Cancer is a sadly familiar global health concern and current methods of treatment have their limitations. However, drugs based on nucleic acids — namely DNA and RNA, the vital information-carrying molecules — can control the biological functions of cells, and are expected to transform the future of medicine and provide a significant boost towards efforts to overcome cancer and other hard-to-treat illnesses, caused by viruses and genetic diseases.
A research group at the University of Tokyo, led by Assistant Professor Kunihiko Morihiro and Professor Akimitsu Okamoto from the Graduate School of Engineering, were inspired to create a new anticancer drug using artificial DNA. “We thought that if we can create new drugs that work by a different mechanism of action from that of conventional drugs, they may be effective against cancers that have been untreatable up to now,” said Okamoto.

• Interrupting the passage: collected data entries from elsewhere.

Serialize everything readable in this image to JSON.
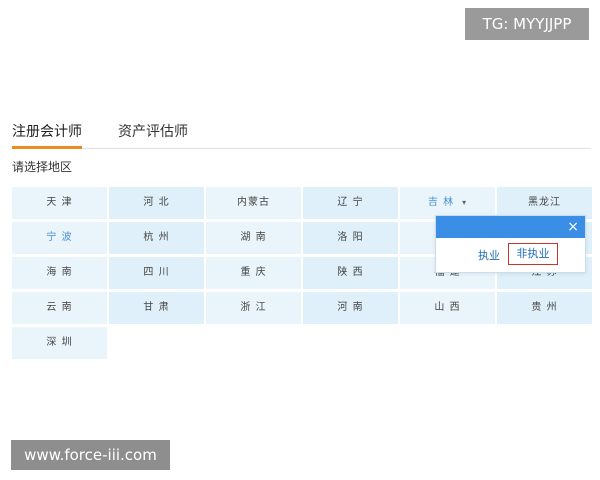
{
  "watermarks": {
    "top": "TG: MYYJJPP",
    "bottom": "www.force-iii.com"
  },
  "tabs": [
    {
      "label": "注册会计师",
      "active": true
    },
    {
      "label": "资产评估师",
      "active": false
    }
  ],
  "region_label": "请选择地区",
  "regions": [
    [
      "天 津",
      "河 北",
      "内蒙古",
      "辽 宁",
      "吉 林",
      "黑龙江"
    ],
    [
      "宁 波",
      "杭 州",
      "湖 南",
      "洛 阳",
      "",
      ""
    ],
    [
      "海 南",
      "四 川",
      "重 庆",
      "陕 西",
      "福 建",
      "江 苏"
    ],
    [
      "云 南",
      "甘 肃",
      "浙 江",
      "河 南",
      "山 西",
      "贵 州"
    ],
    [
      "深 圳"
    ]
  ],
  "dropdown_arrow": "▾",
  "popup": {
    "close": "×",
    "options": [
      "执业",
      "非执业"
    ]
  },
  "colors": {
    "accent_orange": "#f08a1a",
    "popup_blue": "#3a8ee6",
    "highlight_red": "#c0392b"
  }
}
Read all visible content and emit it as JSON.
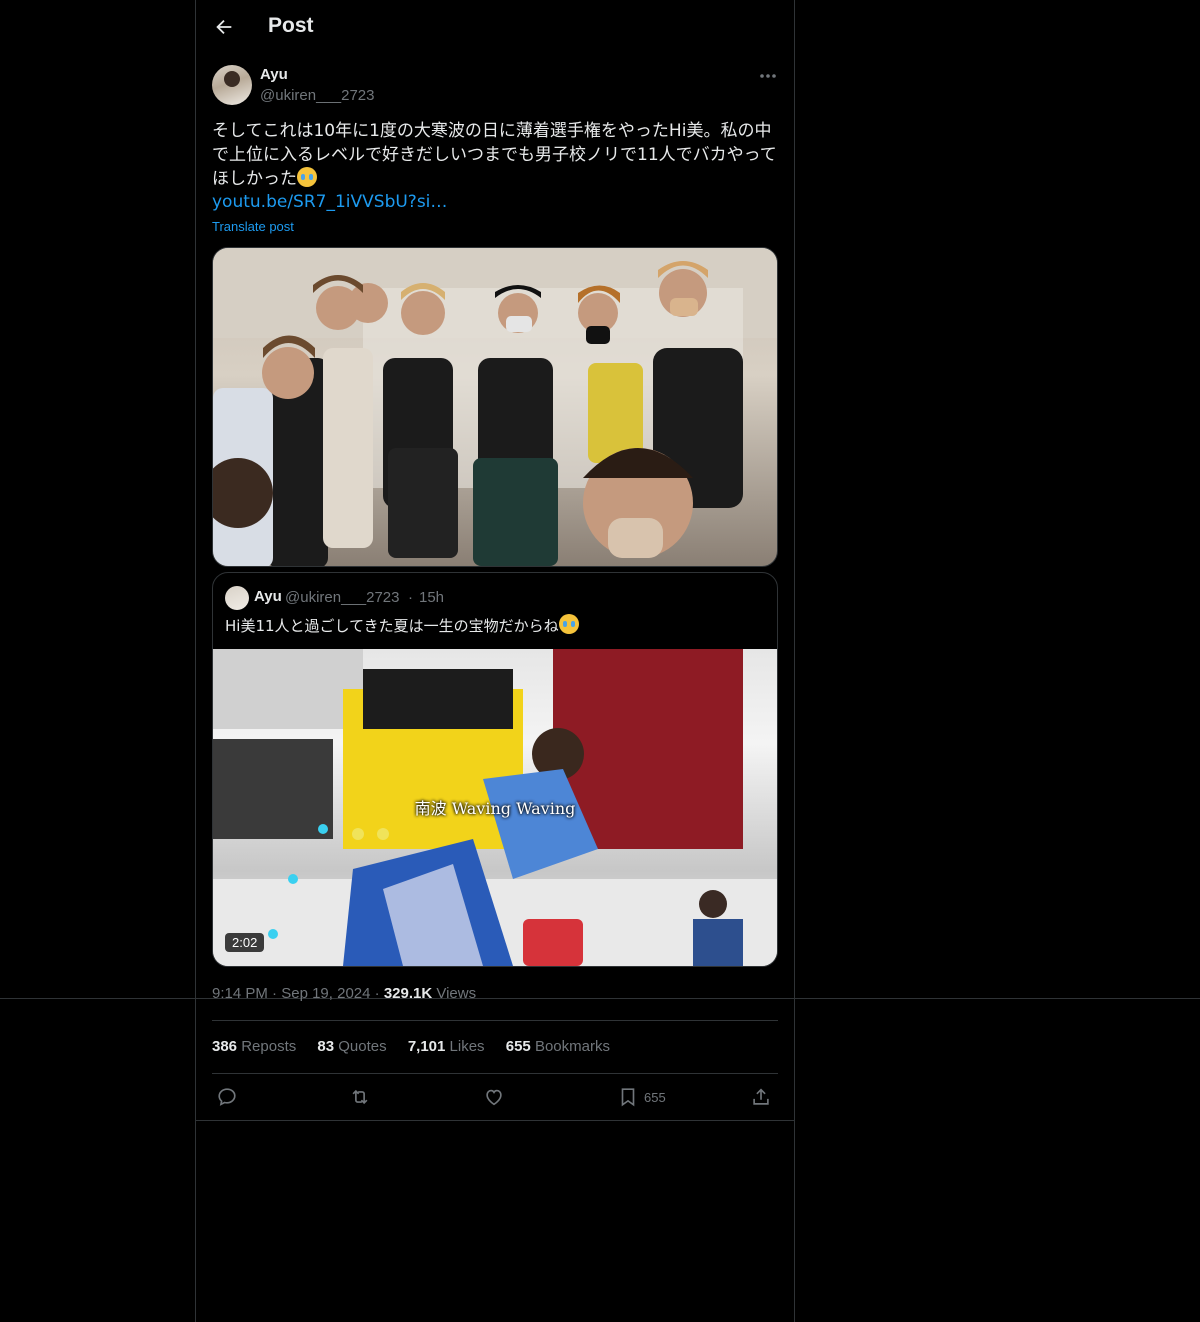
{
  "header": {
    "title": "Post"
  },
  "post": {
    "author_name": "Ayu",
    "author_handle": "@ukiren___2723",
    "text": "そしてこれは10年に1度の大寒波の日に薄着選手権をやったHi美。私の中で上位に入るレベルで好きだしいつまでも男子校ノリで11人でバカやってほしかった",
    "link": "youtu.be/SR7_1iVVSbU?si…",
    "translate_label": "Translate post"
  },
  "quote": {
    "author_name": "Ayu",
    "author_handle": "@ukiren___2723",
    "separator": "·",
    "time": "15h",
    "text": "Hi美11人と過ごしてきた夏は一生の宝物だからね",
    "video_caption": "南波 Waving Waving",
    "video_duration": "2:02"
  },
  "meta": {
    "time": "9:14 PM",
    "sep1": "·",
    "date": "Sep 19, 2024",
    "sep2": "·",
    "views_count": "329.1K",
    "views_label": "Views"
  },
  "stats": {
    "reposts_count": "386",
    "reposts_label": "Reposts",
    "quotes_count": "83",
    "quotes_label": "Quotes",
    "likes_count": "7,101",
    "likes_label": "Likes",
    "bookmarks_count": "655",
    "bookmarks_label": "Bookmarks"
  },
  "actions": {
    "bookmark_count": "655"
  },
  "icons": [
    "back-arrow-icon",
    "more-icon",
    "reply-icon",
    "repost-icon",
    "like-icon",
    "bookmark-icon",
    "share-icon",
    "crying-emoji-icon"
  ],
  "colors": {
    "background": "#000000",
    "text": "#e7e9ea",
    "secondary": "#71767b",
    "link": "#1d9bf0",
    "border": "#2f3336"
  }
}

Nucleic acid drug use for cancer treatment has been challenging because it is difficult to make the nucleic acids distinguish between cancer cells and other healthy cells. This means there is a risk of adversely affecting the patient’s immune system if healthy cells are inadvertently attacked. However, for the first time, the team was able to develop a hairpin-shaped DNA strand that can activate a natural immune response to target and kill specific cancerous cells.
Cancer cells can overexpress, or make too many copies of, certain DNA or RNA molecules, causing them to not function normally. The team created artificial oncolytic (cancer-killing) hairpin DNA pairs called oHPs. These oHPs were triggered to form longer DNA strands when they encountered a short (micro) RNA called miR-21, which is overexpressed in some cancers. Typically, oHPs don’t form longer strands due to their curved hairpin shape. However, when the artificial oHPs enter a cell and encounter the target microRNA, they open up to combine with it and form a longer strand. This then causes the immune system to recognize the presence of the overexpressed miR-21 as dangerous and activate an innate immune response, which ultimately leads to the death of the cancer cells.
The tests were effective against overexpressed miR-21 found in human cervical cancer-derived cells, human triple-negative breast cancer-derived cells, and mouse malignant melanoma-derived cells. “The formation of long DNA strands due to the interaction between short DNA oHPs and overexpressed miR-21, found by this research group, is the first example of its use as a selective immune amplification response which can target tumor regression, providing a new class of nucleic acid drug candidates with a mechanism that is completely different from known nucleic acid drugs,” said Okamoto.
“The results of this study are good news for doctors, drug discovery researchers and cancer patients, as we believe it will give them new options for drug development and medication policies. Next, we will aim for drug discovery based on the results of this research, and examine in detail the drug efficacy, toxicity and potential administration methods.” This research still has many steps to go before a treatment can be made available, but the team is confident in the benefits of nucleic acids for new drug discovery.